Komitmen itu diwujudkan melalui program pembinaan usia dini yang kini dijalankan secara terstruktur untuk kelompok U-09 hingga U-15. Program ini berada di bawah arahan Suwandi HS, mantan pemain Petrokimia Gresik yang kini dipercaya sebagai Direktur Teknik SSB PEESIKEDS.
Ketua SSB PEESIKEDS, M. Choirul, menegaskan bahwa pembinaan usia dini menjadi fondasi utama dalam perjalanan panjang seorang pesepak bola.
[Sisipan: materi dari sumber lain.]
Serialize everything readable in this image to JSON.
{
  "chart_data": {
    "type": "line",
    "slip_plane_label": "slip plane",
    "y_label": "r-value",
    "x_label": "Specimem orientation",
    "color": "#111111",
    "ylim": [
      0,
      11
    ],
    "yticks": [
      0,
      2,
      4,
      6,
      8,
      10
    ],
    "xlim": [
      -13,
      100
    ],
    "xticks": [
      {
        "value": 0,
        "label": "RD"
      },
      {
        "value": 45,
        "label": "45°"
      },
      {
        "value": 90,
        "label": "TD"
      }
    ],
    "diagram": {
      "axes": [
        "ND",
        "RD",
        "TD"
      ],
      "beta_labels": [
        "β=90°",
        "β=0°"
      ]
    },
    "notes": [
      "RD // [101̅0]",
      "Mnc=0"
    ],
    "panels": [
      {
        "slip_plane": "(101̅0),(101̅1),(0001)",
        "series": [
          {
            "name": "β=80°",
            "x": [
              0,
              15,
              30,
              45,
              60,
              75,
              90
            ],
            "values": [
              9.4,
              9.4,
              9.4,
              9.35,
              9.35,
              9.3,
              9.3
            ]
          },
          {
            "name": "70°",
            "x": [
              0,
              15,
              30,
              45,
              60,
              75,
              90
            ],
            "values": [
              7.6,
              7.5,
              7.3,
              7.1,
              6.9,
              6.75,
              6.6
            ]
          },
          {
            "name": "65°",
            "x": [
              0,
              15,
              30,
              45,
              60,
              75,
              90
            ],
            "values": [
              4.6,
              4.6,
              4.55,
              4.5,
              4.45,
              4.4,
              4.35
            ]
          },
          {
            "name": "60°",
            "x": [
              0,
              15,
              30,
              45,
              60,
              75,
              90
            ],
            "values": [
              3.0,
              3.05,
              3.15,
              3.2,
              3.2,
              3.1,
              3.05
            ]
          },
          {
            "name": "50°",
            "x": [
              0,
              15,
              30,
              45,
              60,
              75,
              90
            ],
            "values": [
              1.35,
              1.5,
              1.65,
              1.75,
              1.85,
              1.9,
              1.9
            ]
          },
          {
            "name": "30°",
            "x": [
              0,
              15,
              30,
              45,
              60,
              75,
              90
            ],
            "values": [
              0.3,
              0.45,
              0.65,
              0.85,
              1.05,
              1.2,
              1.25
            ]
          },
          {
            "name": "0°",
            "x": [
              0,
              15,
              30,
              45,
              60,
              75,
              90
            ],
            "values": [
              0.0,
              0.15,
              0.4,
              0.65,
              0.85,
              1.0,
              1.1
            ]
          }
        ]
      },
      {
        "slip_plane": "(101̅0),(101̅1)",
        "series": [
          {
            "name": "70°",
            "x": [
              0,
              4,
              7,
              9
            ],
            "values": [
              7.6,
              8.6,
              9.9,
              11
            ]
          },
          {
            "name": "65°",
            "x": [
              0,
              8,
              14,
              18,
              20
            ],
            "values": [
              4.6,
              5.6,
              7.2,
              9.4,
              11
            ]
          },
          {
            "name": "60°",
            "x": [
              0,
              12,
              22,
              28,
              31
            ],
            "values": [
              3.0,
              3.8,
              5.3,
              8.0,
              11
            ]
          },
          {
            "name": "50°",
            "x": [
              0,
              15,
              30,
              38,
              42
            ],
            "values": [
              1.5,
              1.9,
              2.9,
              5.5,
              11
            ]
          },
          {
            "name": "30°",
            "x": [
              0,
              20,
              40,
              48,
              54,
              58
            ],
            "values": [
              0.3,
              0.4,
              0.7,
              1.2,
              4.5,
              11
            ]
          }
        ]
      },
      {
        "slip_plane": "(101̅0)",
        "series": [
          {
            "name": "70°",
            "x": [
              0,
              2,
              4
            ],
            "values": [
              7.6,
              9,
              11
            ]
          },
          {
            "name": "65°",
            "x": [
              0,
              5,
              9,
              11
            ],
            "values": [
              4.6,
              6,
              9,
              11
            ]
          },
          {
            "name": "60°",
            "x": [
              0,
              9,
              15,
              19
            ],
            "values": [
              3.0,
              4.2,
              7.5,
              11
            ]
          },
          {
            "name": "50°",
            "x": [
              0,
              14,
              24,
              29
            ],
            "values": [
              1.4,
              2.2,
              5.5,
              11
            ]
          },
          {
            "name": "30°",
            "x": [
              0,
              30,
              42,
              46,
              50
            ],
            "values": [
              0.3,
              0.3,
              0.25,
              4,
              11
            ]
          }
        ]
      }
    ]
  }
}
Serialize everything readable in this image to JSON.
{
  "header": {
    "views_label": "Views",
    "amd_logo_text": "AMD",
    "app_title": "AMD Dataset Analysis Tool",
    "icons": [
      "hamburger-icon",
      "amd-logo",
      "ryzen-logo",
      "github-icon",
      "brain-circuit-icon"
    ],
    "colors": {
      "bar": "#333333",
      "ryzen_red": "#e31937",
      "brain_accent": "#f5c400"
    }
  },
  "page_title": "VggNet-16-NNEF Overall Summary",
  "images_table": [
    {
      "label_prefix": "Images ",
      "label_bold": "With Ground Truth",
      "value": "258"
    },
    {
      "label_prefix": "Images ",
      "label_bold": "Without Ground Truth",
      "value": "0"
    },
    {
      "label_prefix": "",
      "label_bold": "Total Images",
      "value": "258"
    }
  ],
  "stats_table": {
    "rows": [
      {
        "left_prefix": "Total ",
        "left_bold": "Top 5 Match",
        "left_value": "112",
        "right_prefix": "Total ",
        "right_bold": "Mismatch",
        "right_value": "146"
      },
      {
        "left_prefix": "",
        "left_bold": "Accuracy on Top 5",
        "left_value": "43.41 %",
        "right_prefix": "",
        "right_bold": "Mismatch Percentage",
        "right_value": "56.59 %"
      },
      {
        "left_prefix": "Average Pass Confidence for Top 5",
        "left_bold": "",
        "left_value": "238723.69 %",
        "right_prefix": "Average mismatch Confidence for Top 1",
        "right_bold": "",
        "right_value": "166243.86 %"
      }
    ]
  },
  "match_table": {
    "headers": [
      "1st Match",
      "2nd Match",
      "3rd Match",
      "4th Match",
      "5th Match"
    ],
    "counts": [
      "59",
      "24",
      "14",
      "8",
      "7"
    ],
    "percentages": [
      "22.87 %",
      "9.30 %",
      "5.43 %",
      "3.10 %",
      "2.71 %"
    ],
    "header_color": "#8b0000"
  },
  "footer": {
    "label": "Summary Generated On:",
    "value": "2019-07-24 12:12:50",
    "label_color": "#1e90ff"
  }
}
Menurutnya, proses jauh lebih penting dibanding hasil instan.
“Sejak awal kami menekankan pembinaan jangka panjang. Anak-anak tidak hanya kami latih tekniknya, tetapi juga mental dan karakter. Kami ingin mereka tumbuh sebagai pemain yang siap bersaing dan berkepribadian baik,” ujar M. Choirul.

Pendekatan tersebut sejalan dengan filosofi yang diterapkan Suwandi HS. Ia menilai rentang usia U-09 hingga U-15 merupakan fase krusial bagi pemain muda untuk menguasai teknik dasar secara benar.
“Di usia ini, pembenahan teknik dasar menjadi prioritas utama. Selain itu, kami menanamkan disiplin dan mental bertanding sejak dini agar mereka terbiasa dengan latihan yang terarah dan bertanggung jawab,” jelas Suwandi HS.